Submission. or, the s-word as some Christian women call it- can raise feelings of anger, injustice, pain and resentment. For me, submission recently brought the word ‘gratitude’ to mind. As some of you may have seen from the picture I posted on Facebook, I inadvertently dyed my hair royal blue five days before Christmas.
As I was watching blue foam drip off of my head as I shampooed out what I thought was toner that would give me a more platinum blonde do’, I peeked out from behind the shower curtain to look in the mirror and saw myself in unexpected smurfette glory. I posted the picture online for my friends to laugh at because as I said then “better to laugh than cry, and even better to make your friends laugh than wallow in shame.”
I quickly called my salon, Crazy Mullets to see if my stylist could rectify my hair so I wouldn’t have a blue Christmas. My stylist being on vacation & unavailable that week I booked an appointment with another stylist. In the back of my mind I was thinking- “this is going to cost $80-$100. We really don’t have extra money this month because of Christmas. Oh well, having cute hair is worth it.” I explained the situation to Dave when he got home amidst Reuben’s exclamations of “your hair looks so pretty mommy!” and that I had an appointment at the salon that afternoon.
You know those scenes in action movies where two characters who are about to fight just stare at each other while dramatic music plays in the background? It was a little like that as Dave and I faced off in the battle of “back to blonde.”
Dave presented two problems with my proposed scenario. 1. He had a lot of work to do that afternoon and didn’t have time for me to spend hours at the salon rectifying my beauty blunders. 2. Fixing my self-inflicted problem would cost $80-$100 we hadn’t budgeted for the month. “Where do you plan to have this money come from?” Dave calmly asked as I told him I was unwilling to cancel my appointment, had no idea how to dye my hair back, and that a professional should really be the one to fix my mistake. Before you judge me for what I said to him, take a quick look back at my blue hair. I had BLUE hair! There was no way I was going to have family Christmas pictures with BLUE hair.
“I thought we could use some of the money that we’ve saved for our 10-year anniversary trip.” I replied (not even a bit sheepishly- oh! what a jerk I can be). Dave looked at me, shook his head and sadly sighed- “now that’s just cold.” He had to ask me three times to cancel my appointment, to look up hair-dying accident remedies online, and to take responsibility for fixing my own hair. “you made one mistake today dying your hair blue, you can make a choice not to make a second mistake by being committed to our financial goals and not using money we don’t have.”

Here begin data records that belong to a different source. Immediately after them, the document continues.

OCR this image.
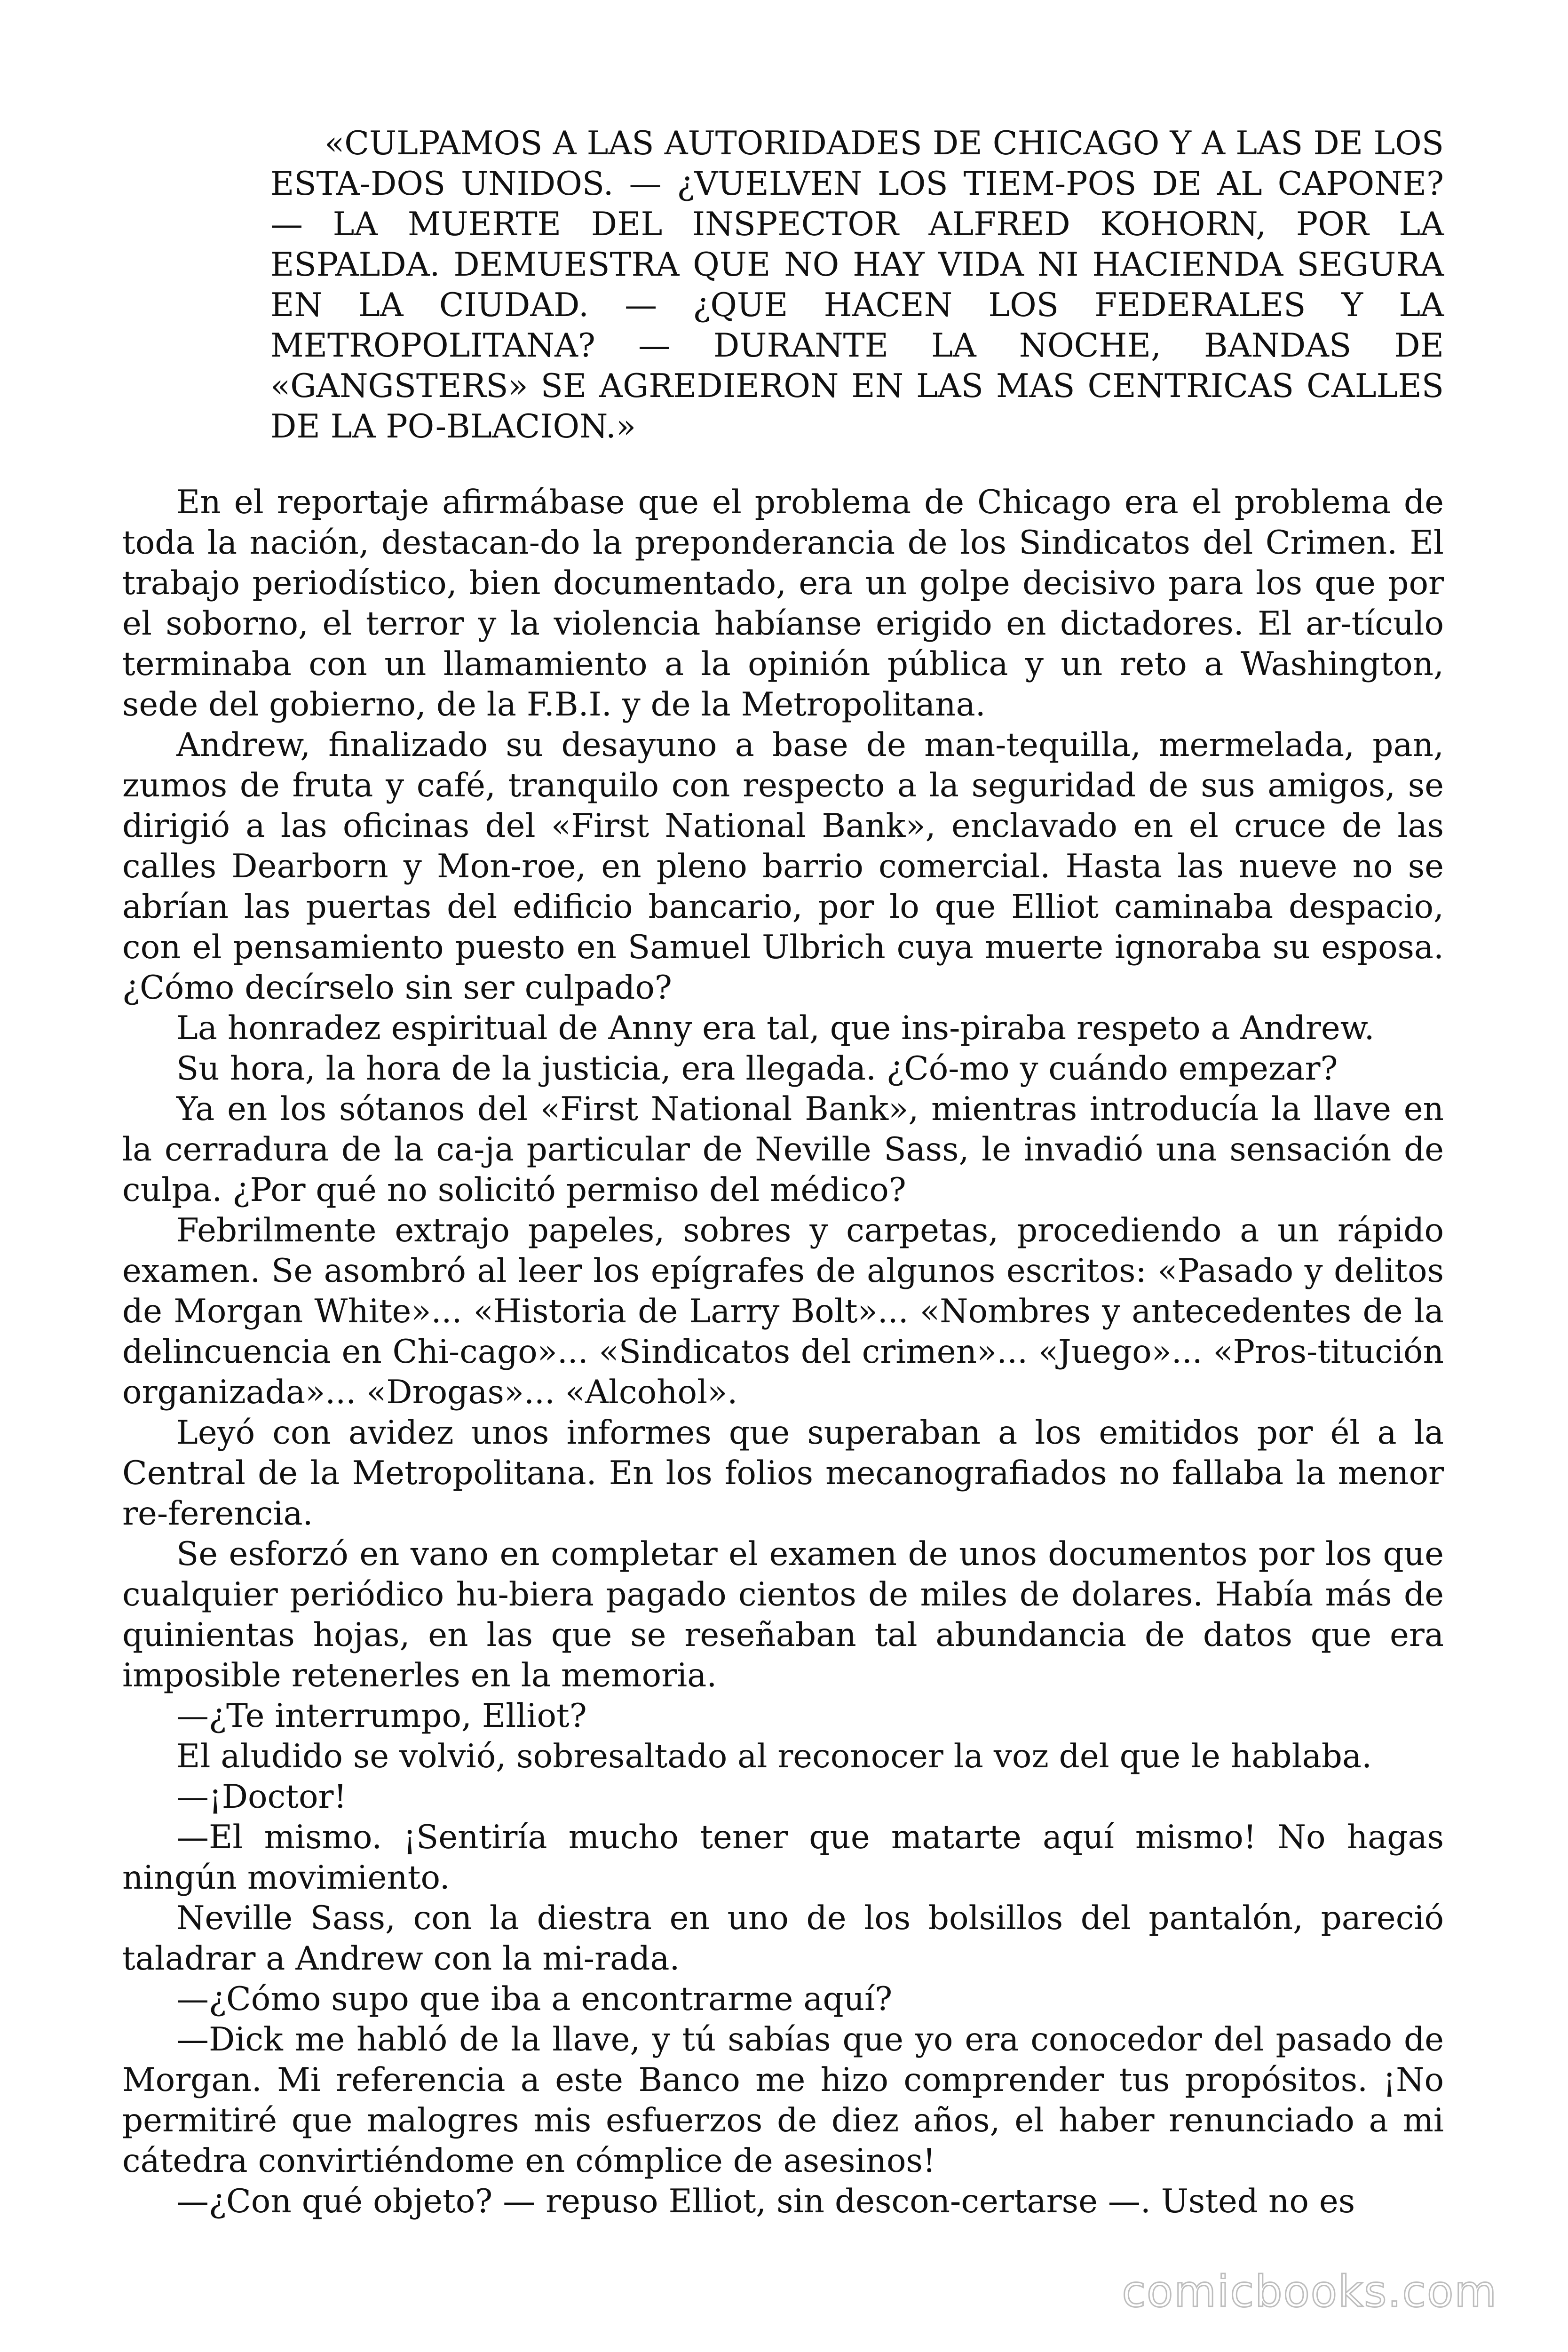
«CULPAMOS A LAS AUTORIDADES DE CHICAGO Y A LAS DE LOS ESTA-DOS UNIDOS. — ¿VUELVEN LOS TIEM-POS DE AL CAPONE? — LA MUERTE DEL INSPECTOR ALFRED KOHORN, POR LA ESPALDA. DEMUESTRA QUE NO HAY VIDA NI HACIENDA SEGURA EN LA CIUDAD. — ¿QUE HACEN LOS FEDERALES Y LA METROPOLITANA? — DURANTE LA NOCHE, BANDAS DE «GANGSTERS» SE AGREDIERON EN LAS MAS CENTRICAS CALLES DE LA PO-BLACION.»

En el reportaje afirmábase que el problema de Chicago era el problema de toda la nación, destacan-do la preponderancia de los Sindicatos del Crimen. El trabajo periodístico, bien documentado, era un golpe decisivo para los que por el soborno, el terror y la violencia habíanse erigido en dictadores. El ar-tículo terminaba con un llamamiento a la opinión pública y un reto a Washington, sede del gobierno, de la F.B.I. y de la Metropolitana.

Andrew, finalizado su desayuno a base de man-tequilla, mermelada, pan, zumos de fruta y café, tranquilo con respecto a la seguridad de sus amigos, se dirigió a las oficinas del «First National Bank», enclavado en el cruce de las calles Dearborn y Mon-roe, en pleno barrio comercial. Hasta las nueve no se abrían las puertas del edificio bancario, por lo que Elliot caminaba despacio, con el pensamiento puesto en Samuel Ulbrich cuya muerte ignoraba su esposa. ¿Cómo decírselo sin ser culpado?

La honradez espiritual de Anny era tal, que ins-piraba respeto a Andrew.

Su hora, la hora de la justicia, era llegada. ¿Có-mo y cuándo empezar?

Ya en los sótanos del «First National Bank», mientras introducía la llave en la cerradura de la ca-ja particular de Neville Sass, le invadió una sensación de culpa. ¿Por qué no solicitó permiso del médico?

Febrilmente extrajo papeles, sobres y carpetas, procediendo a un rápido examen. Se asombró al leer los epígrafes de algunos escritos: «Pasado y delitos de Morgan White»... «Historia de Larry Bolt»... «Nombres y antecedentes de la delincuencia en Chi-cago»... «Sindicatos del crimen»... «Juego»... «Pros-titución organizada»... «Drogas»... «Alcohol».

Leyó con avidez unos informes que superaban a los emitidos por él a la Central de la Metropolitana. En los folios mecanografiados no fallaba la menor re-ferencia.

Se esforzó en vano en completar el examen de unos documentos por los que cualquier periódico hu-biera pagado cientos de miles de dolares. Había más de quinientas hojas, en las que se reseñaban tal abundancia de datos que era imposible retenerles en la memoria.

—¿Te interrumpo, Elliot?

El aludido se volvió, sobresaltado al reconocer la voz del que le hablaba.

—¡Doctor!

—El mismo. ¡Sentiría mucho tener que matarte aquí mismo! No hagas ningún movimiento.

Neville Sass, con la diestra en uno de los bolsillos del pantalón, pareció taladrar a Andrew con la mi-rada.

—¿Cómo supo que iba a encontrarme aquí?

—Dick me habló de la llave, y tú sabías que yo era conocedor del pasado de Morgan. Mi referencia a este Banco me hizo comprender tus propósitos. ¡No permitiré que malogres mis esfuerzos de diez años, el haber renunciado a mi cátedra convirtiéndome en cómplice de asesinos!

—¿Con qué objeto? — repuso Elliot, sin descon-certarse —. Usted no es

comicbooks.com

In the end I submitted to his wishes. I looked up home remedies for removing hair color and proceeded to wash my hair seven times with laundry detergent. I Mixed baking soda with dandruff shampoo and washed it another 5 times and still I had blue hair. After my numerous unsuccessful attempts to remove the color, we decided that I should check Sally Beauty supply for a more potent color remover. I ended up spending $20 instead of $100 and didn’t piss off my husband (for too long) in the process. And my hair is back to blond.
One of the most difficult scripture passages women and men have grappled with is Ephesians 5:22-33 where it talks about wives submitting to husbands and husbands loving wives. As I thought about what this scripture meant in this particular context it seemed especially funny that Paul, the author of Ephesians wrote about a husband being the head of the wife, and a husband loving his wife as his own body. I’m sure he didn’t picture both spouses having blue hair. I chose to submit to Dave’s request that day because I love him. More importantly, I love Jesus and know he wants and has the best for me as I submit to him. In Paul’s instructions to spouses, I know I can trust Dave to love me sacrificially because Jesus leads his life. Dave was loving me through remaining me of the financial goals we had made together to benefit our family. He was loving me by asking me to take responsibility for my mistakes and not doing something stupid because I’m ridiculously vain (my words, not his) and didn’t want to have to explain my blue hair to people. I chose to submit because I know my husband wants the best for me, and I want him to know I listen to him and respect him.
I know I’ve been writing recently about marriage & relationships but as the subtitle of my blog says- it’s ordinary interactions like this that reveal what it means to follow Jesus, to submit to your husband and be loved as a wife. It’s times like this where our the feet of our theology hit the cold hard cement on the sidewalks of life. And it’s the ordinary interactions like this that reveal Jesus in extraordinary ways.